Let's glance some data from each cluster.

- For each cluster, we look at its neighborhoods and the top three venue types for those neighborhoods.
- for each venue type we calculate what percentage of the neighborhoods in that cluster has that same kind of venue
- show only those venue types, which are present in more than 10 % of the neighborhoods in the cluster (in cluster top 3)


In [19]:
# First define a helper function.  Takes in a dataframe, which has all the rows (neighborhoods)
# in the same cluster, but only columns for 1st, 2nd and 3rd most common venue type.  Then print
# out the most common venue types in that cluster (or in clusters top 3 venue types).
def print_top_venues_from_df(data_df):
    cluster_size = data_df.shape[0]
    top_venues_list = []
    for row in data_df.values:
        top_venues_list.extend(row)

    top_venues_d = {}
    for venue in top_venues_list:
        if venue in top_venues_d:
            top_venues_d[venue] = top_venues_d[venue] + 1
        else:
            top_venues_d[venue] = 1

    for venue in top_venues_d:
        occurrence = 100 * top_venues_d[venue] / cluster_size
        if occurrence >= 10:
            print("{0:2.0f}% -- {1}".format(occurrence, venue))

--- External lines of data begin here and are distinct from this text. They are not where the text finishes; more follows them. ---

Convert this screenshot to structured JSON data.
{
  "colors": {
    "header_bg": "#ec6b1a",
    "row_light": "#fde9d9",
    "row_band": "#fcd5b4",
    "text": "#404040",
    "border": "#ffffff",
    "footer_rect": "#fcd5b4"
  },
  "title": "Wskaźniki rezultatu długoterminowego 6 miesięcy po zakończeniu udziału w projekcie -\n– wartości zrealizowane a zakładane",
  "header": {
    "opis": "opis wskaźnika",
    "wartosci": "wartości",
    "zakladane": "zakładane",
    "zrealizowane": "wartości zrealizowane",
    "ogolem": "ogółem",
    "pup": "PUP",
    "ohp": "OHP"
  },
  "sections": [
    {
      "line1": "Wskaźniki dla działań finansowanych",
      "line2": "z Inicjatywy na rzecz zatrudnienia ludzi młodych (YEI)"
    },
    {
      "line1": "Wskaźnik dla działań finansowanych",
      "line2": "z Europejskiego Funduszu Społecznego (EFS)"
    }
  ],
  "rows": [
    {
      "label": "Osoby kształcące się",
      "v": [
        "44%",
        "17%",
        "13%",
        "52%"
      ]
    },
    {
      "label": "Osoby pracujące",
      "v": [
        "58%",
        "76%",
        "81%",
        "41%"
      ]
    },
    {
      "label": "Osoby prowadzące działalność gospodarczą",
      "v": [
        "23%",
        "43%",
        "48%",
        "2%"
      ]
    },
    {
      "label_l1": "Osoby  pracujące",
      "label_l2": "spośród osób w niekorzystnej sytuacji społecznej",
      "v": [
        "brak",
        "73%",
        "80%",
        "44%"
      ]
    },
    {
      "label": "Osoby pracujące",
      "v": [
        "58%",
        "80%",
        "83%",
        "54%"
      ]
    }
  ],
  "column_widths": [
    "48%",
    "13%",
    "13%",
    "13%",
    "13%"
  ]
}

print("\n\nprint_top_venues_from_df() defined\n")



print_top_venues_from_df() defined



In [20]:
# For each cluster, see which venues made it into the top 3 for each neighborhood
# percentage tells us how many of the cluster's neighborhoods had that type of venue in
# its top three venues.

print("\n\nRESULTS: Cluster venue types")

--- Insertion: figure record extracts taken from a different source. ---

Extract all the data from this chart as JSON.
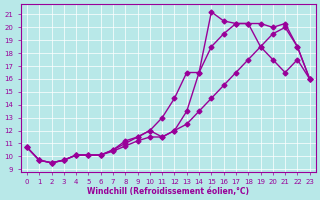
{
  "line1_x": [
    0,
    1,
    2,
    3,
    4,
    5,
    6,
    7,
    8,
    9,
    10,
    11,
    12,
    13,
    14,
    15,
    16,
    17,
    18,
    19,
    20,
    21,
    22,
    23
  ],
  "line1_y": [
    10.7,
    9.7,
    9.5,
    9.7,
    10.1,
    10.1,
    10.1,
    10.5,
    11.2,
    11.5,
    12.0,
    13.0,
    14.5,
    16.5,
    16.5,
    21.2,
    20.5,
    20.3,
    20.3,
    18.5,
    17.5,
    16.5,
    17.5,
    16.0
  ],
  "line2_x": [
    0,
    1,
    2,
    3,
    4,
    5,
    6,
    7,
    8,
    9,
    10,
    11,
    12,
    13,
    14,
    15,
    16,
    17,
    18,
    19,
    20,
    21,
    22,
    23
  ],
  "line2_y": [
    10.7,
    9.7,
    9.5,
    9.7,
    10.1,
    10.1,
    10.1,
    10.5,
    11.0,
    11.5,
    12.0,
    11.5,
    12.0,
    13.5,
    16.5,
    18.5,
    19.5,
    20.3,
    20.3,
    20.3,
    20.0,
    20.3,
    18.5,
    16.0
  ],
  "line3_x": [
    0,
    1,
    2,
    3,
    4,
    5,
    6,
    7,
    8,
    9,
    10,
    11,
    12,
    13,
    14,
    15,
    16,
    17,
    18,
    19,
    20,
    21,
    22,
    23
  ],
  "line3_y": [
    10.7,
    9.7,
    9.5,
    9.7,
    10.1,
    10.1,
    10.1,
    10.4,
    10.8,
    11.2,
    11.5,
    11.5,
    12.0,
    12.5,
    13.5,
    14.5,
    15.5,
    16.5,
    17.5,
    18.5,
    19.5,
    20.0,
    18.5,
    16.0
  ],
  "line_color": "#990099",
  "bg_color": "#b8e8e8",
  "grid_color": "#ffffff",
  "ylabel_ticks": [
    9,
    10,
    11,
    12,
    13,
    14,
    15,
    16,
    17,
    18,
    19,
    20,
    21
  ],
  "xlabel_ticks": [
    0,
    1,
    2,
    3,
    4,
    5,
    6,
    7,
    8,
    9,
    10,
    11,
    12,
    13,
    14,
    15,
    16,
    17,
    18,
    19,
    20,
    21,
    22,
    23
  ],
  "ylim": [
    8.8,
    21.8
  ],
  "xlim": [
    -0.5,
    23.5
  ],
  "xlabel": "Windchill (Refroidissement éolien,°C)",
  "marker": "D",
  "marker_size": 2.5,
  "line_width": 1.0
}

for cluster_id in range(kclusters):

    one_cluster = toronto_merged[toronto_merged['Cluster Labels'] == cluster_id]
    top3_of_cluster = one_cluster.iloc[:,6:9]

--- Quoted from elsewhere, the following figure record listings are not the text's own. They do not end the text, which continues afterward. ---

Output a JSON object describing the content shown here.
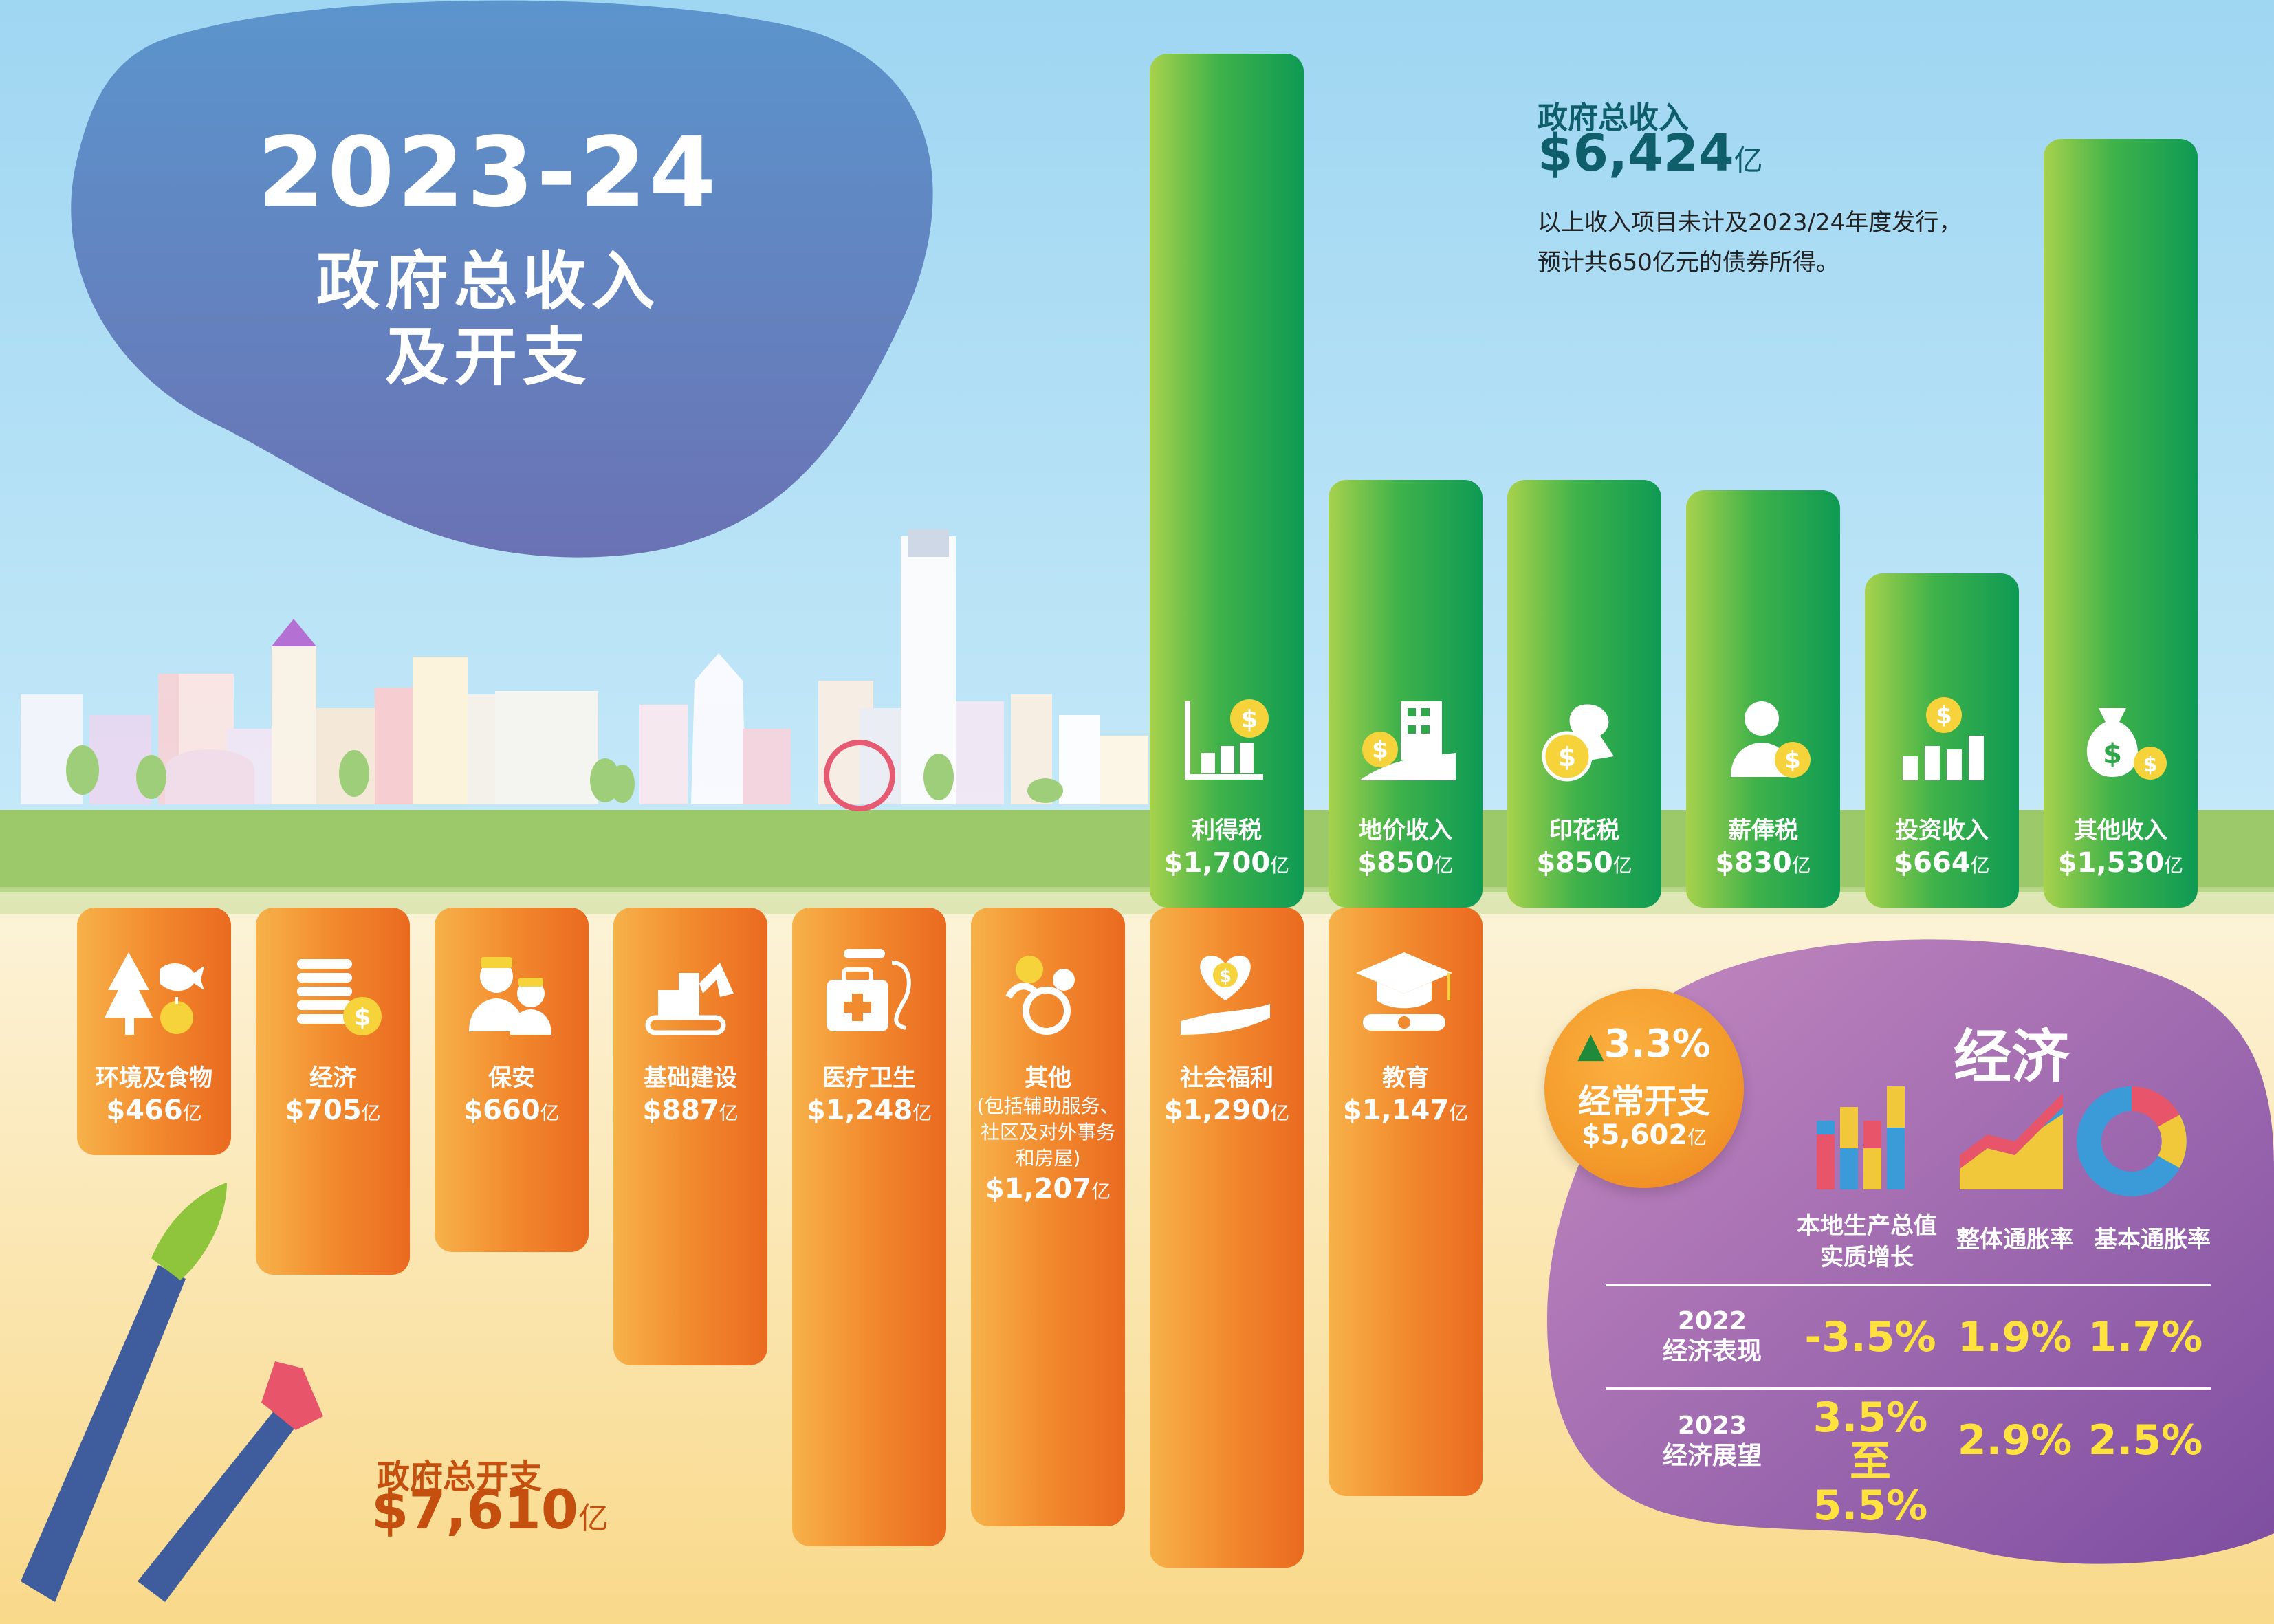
{
  "title": {
    "year": "2023-24",
    "line1": "政府总收入",
    "line2": "及开支"
  },
  "revenue": {
    "title": "政府总收入",
    "total": "$6,424",
    "unit": "亿",
    "note_line1": "以上收入项目未计及2023/24年度发行，",
    "note_line2": "预计共650亿元的债券所得。"
  },
  "expenditure": {
    "title": "政府总开支",
    "total": "$7,610",
    "unit": "亿"
  },
  "chart_data": {
    "type": "bar",
    "unit": "亿",
    "revenue_series": [
      {
        "label": "利得税",
        "value_label": "$1,700",
        "value": 1700,
        "icon": "profits-tax-chart-icon"
      },
      {
        "label": "地价收入",
        "value_label": "$850",
        "value": 850,
        "icon": "land-building-icon"
      },
      {
        "label": "印花税",
        "value_label": "$850",
        "value": 850,
        "icon": "stamp-icon"
      },
      {
        "label": "薪俸税",
        "value_label": "$830",
        "value": 830,
        "icon": "salaries-person-icon"
      },
      {
        "label": "投资收入",
        "value_label": "$664",
        "value": 664,
        "icon": "investment-bars-icon"
      },
      {
        "label": "其他收入",
        "value_label": "$1,530",
        "value": 1530,
        "icon": "money-bag-icon"
      }
    ],
    "expenditure_series": [
      {
        "label": "环境及食物",
        "value_label": "$466",
        "value": 466,
        "icon": "tree-fish-apple-icon"
      },
      {
        "label": "经济",
        "value_label": "$705",
        "value": 705,
        "icon": "coin-stack-icon"
      },
      {
        "label": "保安",
        "value_label": "$660",
        "value": 660,
        "icon": "security-officers-icon"
      },
      {
        "label": "基础建设",
        "value_label": "$887",
        "value": 887,
        "icon": "excavator-icon"
      },
      {
        "label": "医疗卫生",
        "value_label": "$1,248",
        "value": 1248,
        "icon": "medical-kit-icon"
      },
      {
        "label": "其他",
        "detail": [
          "(包括辅助服务、",
          "社区及对外事务",
          "和房屋)"
        ],
        "value_label": "$1,207",
        "value": 1207,
        "icon": "family-icon"
      },
      {
        "label": "社会福利",
        "value_label": "$1,290",
        "value": 1290,
        "icon": "heart-hand-icon"
      },
      {
        "label": "教育",
        "value_label": "$1,147",
        "value": 1147,
        "icon": "graduation-cap-icon"
      }
    ]
  },
  "recurrent": {
    "growth": "3.3%",
    "label": "经常开支",
    "value": "$5,602",
    "unit": "亿"
  },
  "economy": {
    "heading": "经济",
    "columns": [
      {
        "line1": "本地生产总值",
        "line2": "实质增长"
      },
      {
        "line1": "整体通胀率",
        "line2": ""
      },
      {
        "line1": "基本通胀率",
        "line2": ""
      }
    ],
    "rows": [
      {
        "line1": "2022",
        "line2": "经济表现",
        "values": [
          "-3.5%",
          "1.9%",
          "1.7%"
        ]
      },
      {
        "line1": "2023",
        "line2": "经济展望",
        "values": [
          "3.5%",
          "2.9%",
          "2.5%"
        ],
        "value0_line2": "至5.5%"
      }
    ]
  },
  "colors": {
    "revenue_green": "#2fa84a",
    "expenditure_orange": "#f28a2e",
    "economy_purple": "#8a55a8",
    "highlight_yellow": "#ffe23d"
  }
}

    print("\nCluster {0} ({1} neighborhoods), venues in top 3:".format(cluster_id, top3_of_cluster.shape[0]))
    print_top_venues_from_df(top3_of_cluster)

print("\n")



RESULTS: Cluster venue types

Cluster 0 (34 neighborhoods), venues in top 3:
62% -- Coffee Shop
21% -- Restaurant
15% -- Hotel
47% -- Café
18% -- Park

Cluster 1 (3 neighborhoods), venues in top 3:
100% -- Park
67% -- Playground
67% -- Trail
33% -- Tennis Court
33% -- Jewelry Store

Cluster 2 (1 neighborhoods), venues in top 3:
100% -- Garden
100% -- Drugstore
100% -- Dim Sum Restaurant




As a summary of the 3 categories for neighborhoods, whose borough contains 'Toronto':

- cluster 0 is by far the biggest, and it consists mainly of cafes, restaurants and hotels.
- cluster 1 is quite small, contains activity areas like parks, playgrounds, trails etc.
- cluster 2 is a odd one, it has a garden and no cafe so it could belong into cluster 1

## Step 5 - Show data on map

In [21]:
address = 'Toronto, Canada'

geolocator = Nominatim(user_agent="ny_explorer")
location = geolocator.geocode(address)
latitude = location.latitude
longitude = location.longitude
print('\n\nThe geograpical coordinate of Toronto are {}, {}.\n'.format(latitude, longitude))



The geograpical coordinate of Toronto are 43.653963, -79.387207.



In [22]:
# drop NaN -values, if there are some
toronto_merged = toronto_merged[toronto_merged['Cluster Labels'].notnull()]

In [23]:
# create map
map_clusters = folium.Map(location=[latitude, longitude], zoom_start=11)

# set color scheme for the clusters
x = np.arange(kclusters)
ys = [i + x + (i*x)**2 for i in range(kclusters)]
colors_array = cm.rainbow(np.linspace(0, 1, len(ys)))
rainbow = [colors.rgb2hex(i) for i in colors_array]

# add markers to the map
markers_colors = []
for lat, lon, poi, cluster in zip(toronto_merged['Latitude'], toronto_merged['Longitude'], toronto_merged['Neighborhood'], toronto_merged['Cluster Labels']):
    cluster = int(cluster)
    label = folium.Popup(str(poi) + ' Cluster ' + str(cluster))
    folium.CircleMarker(
        [lat, lon],
        radius=5,
        popup=label,
        color=rainbow[cluster-1],
        fill_color=rainbow[cluster-1],
        fill_opacity=0.7).add_to(map_clusters)

map_clusters

#### Insight of clusters from map

Cluster 0 (red on map), which was mostly characterized by cafes, restaurants and hotels, is dense in downtown Toronto, but also spreads widely around Toronto area.  Cluster 1 and 2 (blue and green on map) are further away from the downtown and sealine, a bit more inland where there is more room for recreational areas.

Thank you for reading all the way down here!